Train a logistic regression classifier $h_{\theta}^{(i)}(\mathbf{x})$ for each class $i$ to predict the probability that $y = i$.

On a new input $\mathbf{x}$ , to make a prediction, pick the class $i$ that maximizes:

> $\displaystyle \max_{i}h_{\theta}^{(i)}(\mathbf{x})$

## The Problem of Overfitting

- An "Underfit" model is said to have "High Bias".
- An "Overfit" model is said to have "High Variance".

### Adressing Overfitting

Options:

1. Reduce number of features
    - Manually select which features to keep.
    - Model selection algorithm(later in course).
2. Regularization
    - Keep all the features, but reduce magnitude/values of parameters $\theta_{j}$.
    - Works well when we have  lot of features , each of which contributes a bit to predicting $y$. 

## Regularization

Small values for $\theta_{0},\theta_{1},\dots,\theta_{n}$.

- "Simpler" hypothesis
- Less prone to overfitting

> $\displaystyle J(\theta) = \frac{1}{2m}\left[\sum_{i=1}^{m}(h_{\theta}(\mathbf{x}^{(i)}) - y^{(i)})^{2} + \lambda\sum_{j=1}^{n}\theta_{j}^{2}\right]$
>
> $\lambda$ is the **regularization parameter**.
>
> $j$ starts at $1$, we **do not** regularize $\theta_{0}$!

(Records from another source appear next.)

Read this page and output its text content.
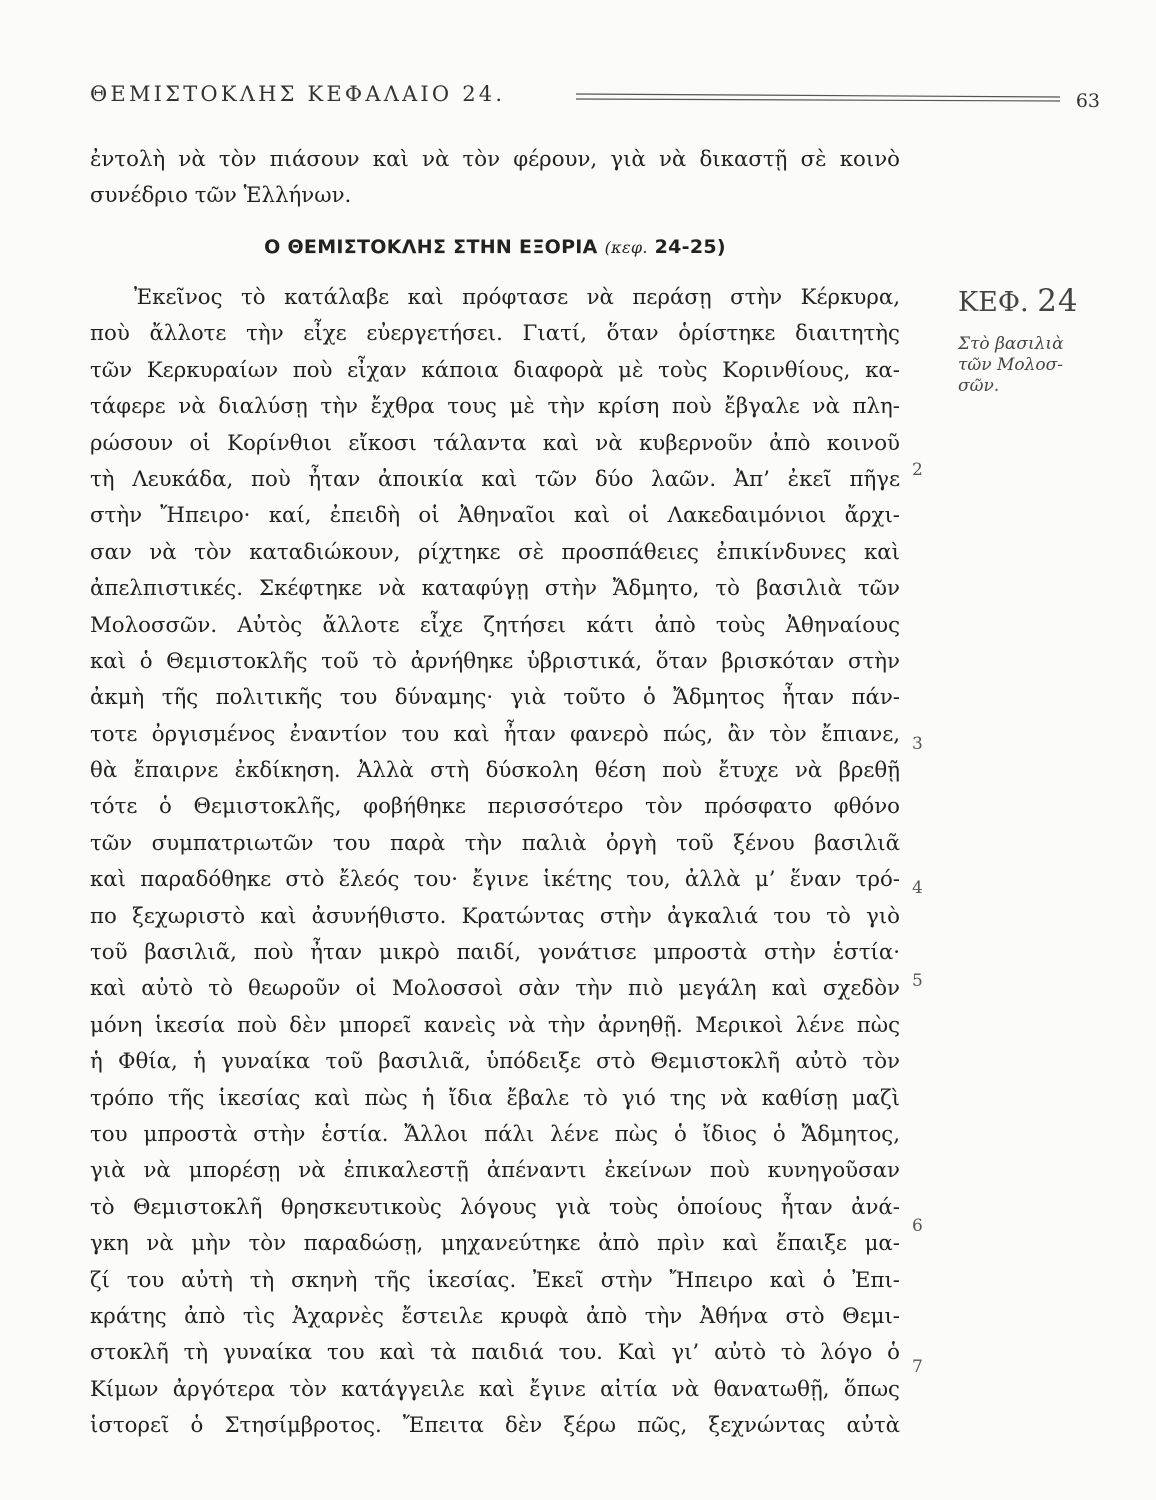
ΘΕΜΙΣΤΟΚΛΗΣ ΚΕΦΑΛΑΙΟ 24.	63
ἐντολὴ νὰ τὸν πιάσουν καὶ νὰ τὸν φέρουν, γιὰ νὰ δικαστῇ σὲ κοινὸ
συνέδριο τῶν Ἑλλήνων.
Ο ΘΕΜΙΣΤΟΚΛΗΣ ΣΤΗΝ ΕΞΟΡΙΑ (κεφ. 24-25)
Ἐκεῖνος τὸ κατάλαβε καὶ πρόφτασε νὰ περάσῃ στὴν Κέρκυρα,
ποὺ ἄλλοτε τὴν εἶχε εὐεργετήσει. Γιατί, ὅταν ὁρίστηκε διαιτητὴς
τῶν Κερκυραίων ποὺ εἶχαν κάποια διαφορὰ μὲ τοὺς Κορινθίους, κα-
τάφερε νὰ διαλύσῃ τὴν ἔχθρα τους μὲ τὴν κρίση ποὺ ἔβγαλε νὰ πλη-
ρώσουν οἱ Κορίνθιοι εἴκοσι τάλαντα καὶ νὰ κυβερνοῦν ἀπὸ κοινοῦ
τὴ Λευκάδα, ποὺ ἦταν ἀποικία καὶ τῶν δύο λαῶν. Ἀπ’ ἐκεῖ πῆγε
στὴν Ἤπειρο· καί, ἐπειδὴ οἱ Ἀθηναῖοι καὶ οἱ Λακεδαιμόνιοι ἄρχι-
σαν νὰ τὸν καταδιώκουν, ρίχτηκε σὲ προσπάθειες ἐπικίνδυνες καὶ
ἀπελπιστικές. Σκέφτηκε νὰ καταφύγῃ στὴν Ἄδμητο, τὸ βασιλιὰ τῶν
Μολοσσῶν. Αὐτὸς ἄλλοτε εἶχε ζητήσει κάτι ἀπὸ τοὺς Ἀθηναίους
καὶ ὁ Θεμιστοκλῆς τοῦ τὸ ἀρνήθηκε ὑβριστικά, ὅταν βρισκόταν στὴν
ἀκμὴ τῆς πολιτικῆς του δύναμης· γιὰ τοῦτο ὁ Ἄδμητος ἦταν πάν-
τοτε ὀργισμένος ἐναντίον του καὶ ἦταν φανερὸ πώς, ἂν τὸν ἔπιανε,
θὰ ἔπαιρνε ἐκδίκηση. Ἀλλὰ στὴ δύσκολη θέση ποὺ ἔτυχε νὰ βρεθῇ
τότε ὁ Θεμιστοκλῆς, φοβήθηκε περισσότερο τὸν πρόσφατο φθόνο
τῶν συμπατριωτῶν του παρὰ τὴν παλιὰ ὀργὴ τοῦ ξένου βασιλιᾶ
καὶ παραδόθηκε στὸ ἔλεός του· ἔγινε ἱκέτης του, ἀλλὰ μ’ ἕναν τρό-
πο ξεχωριστὸ καὶ ἀσυνήθιστο. Κρατώντας στὴν ἀγκαλιά του τὸ γιὸ
τοῦ βασιλιᾶ, ποὺ ἦταν μικρὸ παιδί, γονάτισε μπροστὰ στὴν ἑστία·
καὶ αὐτὸ τὸ θεωροῦν οἱ Μολοσσοὶ σὰν τὴν πιὸ μεγάλη καὶ σχεδὸν
μόνη ἱκεσία ποὺ δὲν μπορεῖ κανεὶς νὰ τὴν ἀρνηθῇ. Μερικοὶ λένε πὼς
ἡ Φθία, ἡ γυναίκα τοῦ βασιλιᾶ, ὑπόδειξε στὸ Θεμιστοκλῆ αὐτὸ τὸν
τρόπο τῆς ἱκεσίας καὶ πὼς ἡ ἴδια ἔβαλε τὸ γιό της νὰ καθίσῃ μαζὶ
του μπροστὰ στὴν ἑστία. Ἄλλοι πάλι λένε πὼς ὁ ἴδιος ὁ Ἄδμητος,
γιὰ νὰ μπορέσῃ νὰ ἐπικαλεστῇ ἀπέναντι ἐκείνων ποὺ κυνηγοῦσαν
τὸ Θεμιστοκλῆ θρησκευτικοὺς λόγους γιὰ τοὺς ὁποίους ἦταν ἀνά-
γκη νὰ μὴν τὸν παραδώσῃ, μηχανεύτηκε ἀπὸ πρὶν καὶ ἔπαιξε μα-
ζί του αὐτὴ τὴ σκηνὴ τῆς ἱκεσίας. Ἐκεῖ στὴν Ἤπειρο καὶ ὁ Ἐπι-
κράτης ἀπὸ τὶς Ἀχαρνὲς ἔστειλε κρυφὰ ἀπὸ τὴν Ἀθήνα στὸ Θεμι-
στοκλῆ τὴ γυναίκα του καὶ τὰ παιδιά του. Καὶ γι’ αὐτὸ τὸ λόγο ὁ
Κίμων ἀργότερα τὸν κατάγγειλε καὶ ἔγινε αἰτία νὰ θανατωθῇ, ὅπως
ἱστορεῖ ὁ Στησίμβροτος. Ἔπειτα δὲν ξέρω πῶς, ξεχνώντας αὐτὰ
ΚΕΦ. 24
Στὸ βασιλιὰ
τῶν Μολοσ-
σῶν.
2
3
4
5
6
7
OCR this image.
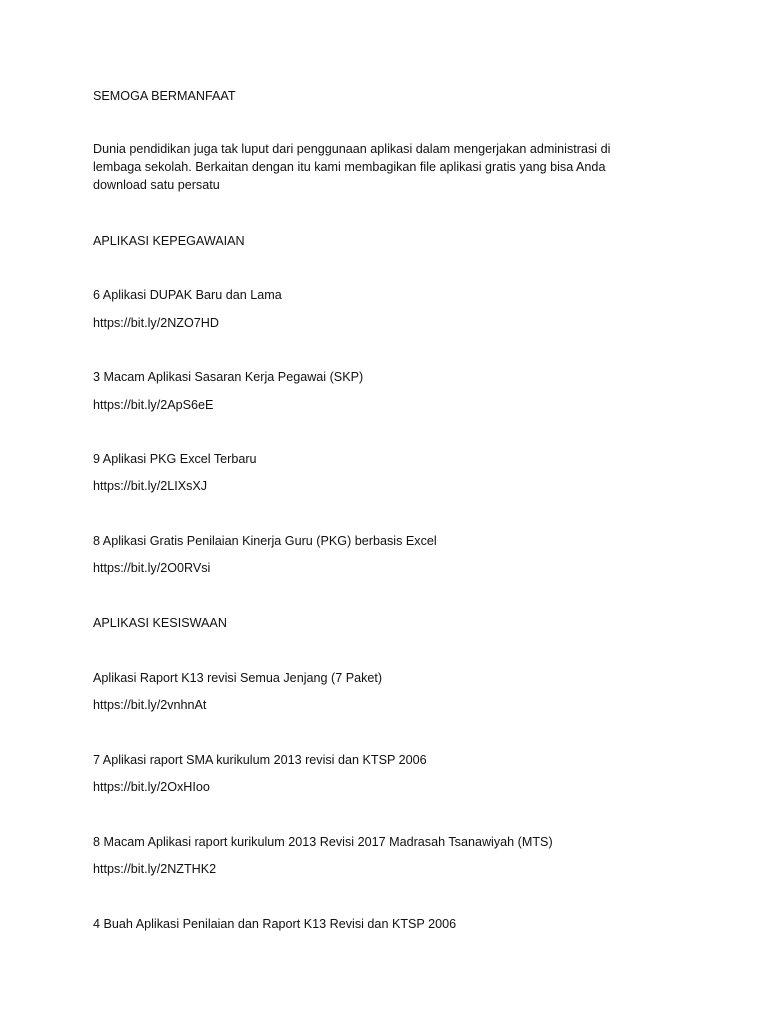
SEMOGA BERMANFAAT

Dunia pendidikan juga tak luput dari penggunaan aplikasi dalam mengerjakan administrasi di lembaga sekolah. Berkaitan dengan itu kami membagikan file aplikasi gratis yang bisa Anda download satu persatu

APLIKASI KEPEGAWAIAN

6 Aplikasi DUPAK Baru dan Lama

https://bit.ly/2NZO7HD

3 Macam Aplikasi Sasaran Kerja Pegawai (SKP)

https://bit.ly/2ApS6eE

9 Aplikasi PKG Excel Terbaru

https://bit.ly/2LIXsXJ

8 Aplikasi Gratis Penilaian Kinerja Guru (PKG) berbasis Excel

https://bit.ly/2O0RVsi

APLIKASI KESISWAAN

Aplikasi Raport K13 revisi Semua Jenjang (7 Paket)

https://bit.ly/2vnhnAt

7 Aplikasi raport SMA kurikulum 2013 revisi dan KTSP 2006

https://bit.ly/2OxHIoo

8 Macam Aplikasi raport kurikulum 2013 Revisi 2017 Madrasah Tsanawiyah (MTS)

https://bit.ly/2NZTHK2

4 Buah Aplikasi Penilaian dan Raport K13 Revisi dan KTSP 2006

If $\lambda$ is very large:

> $h_{\theta}(\mathbf{x}) = \theta_{0}$

## Regularized Linear Regression

### Cost Function

> $\displaystyle J(\theta) = \frac{1}{2m}\left[\sum_{i=1}^{m}(h_{\theta}(\mathbf{x}^{(i)}) - y^{(i)})^{2}\right] + \frac{\lambda}{2m}\sum_{j=1}^{n}\theta_{j}^{2}$

### Gradient Descent

Repeat until convergence:

> $\displaystyle \theta_{0} := \theta_{0} - \alpha\frac{1}{m}\sum_{i=1}^{m}(h_{\theta}(\mathbf{x}^{(i)}) - y^{(i)})\mathbf{x}_{0}^{(i)}$, we **don't** penalize $\theta_{0}$!
>
> $\displaystyle \theta_{j} := \theta_{j} - \alpha\bigg[\frac{1}{m}\sum_{i=1}^{m}(h_{\theta}(\mathbf{x}^{(i)}) - y^{(i)})\mathbf{x}_{j}^{(i)} + \frac{\lambda}{m}\theta_{j}\bigg]$

or:

> $\displaystyle \theta_{j} := \theta_{j}\big(1 - \alpha\frac{\lambda}{m}\big) - \alpha\frac{1}{m}\sum_{i=1}^{m}(h_{\theta}(\mathbf{x}^{(i)}) - y^{(i)})\mathbf{x}_{j}^{(i)}$
>
> $1 - \alpha\frac{\lambda}{m}$ is usually $\lt$ 1.

### Normal Equation

> $\displaystyle \mathbf{X} = \begin{bmatrix}
    (\mathbf{x}^{(1)})^{\top} \\
    \vdots \\
    (\mathbf{x}^{(m)})^{\top}
\end{bmatrix} \in \mathbb{R}^{m \times (n+1)}$
>
> $\displaystyle \mathbf{y} = \begin{bmatrix}
    y^{(1)} \\
    \vdots \\
    y^{(m)}
\end{bmatrix} \in \mathbb{R}^{m}$
>
> $\displaystyle \mathbf{\theta} = \Bigg(\mathbf{X}^{\top}\mathbf{X} + \lambda\begin{bmatrix}
    0 & 0 & 0 & \cdots & 0 \\
    0 & 1 & 0 & \cdots & 0 \\
    0 & 0 & 1 & \cdots & 0 \\
    \vdots & \vdots & \vdots & \ddots & \vdots \\
    0 & 0 & 0 & \cdots & 1
\end{bmatrix}\Bigg)^{-1}\mathbf{X}^{\top}\mathbf{y} \in \mathbb{R}^{n+1}$

If $m \leq n$, $\mathbf{X}^{\top}\mathbf{X}$ will be singular or "non invertible", using regularization will correct this!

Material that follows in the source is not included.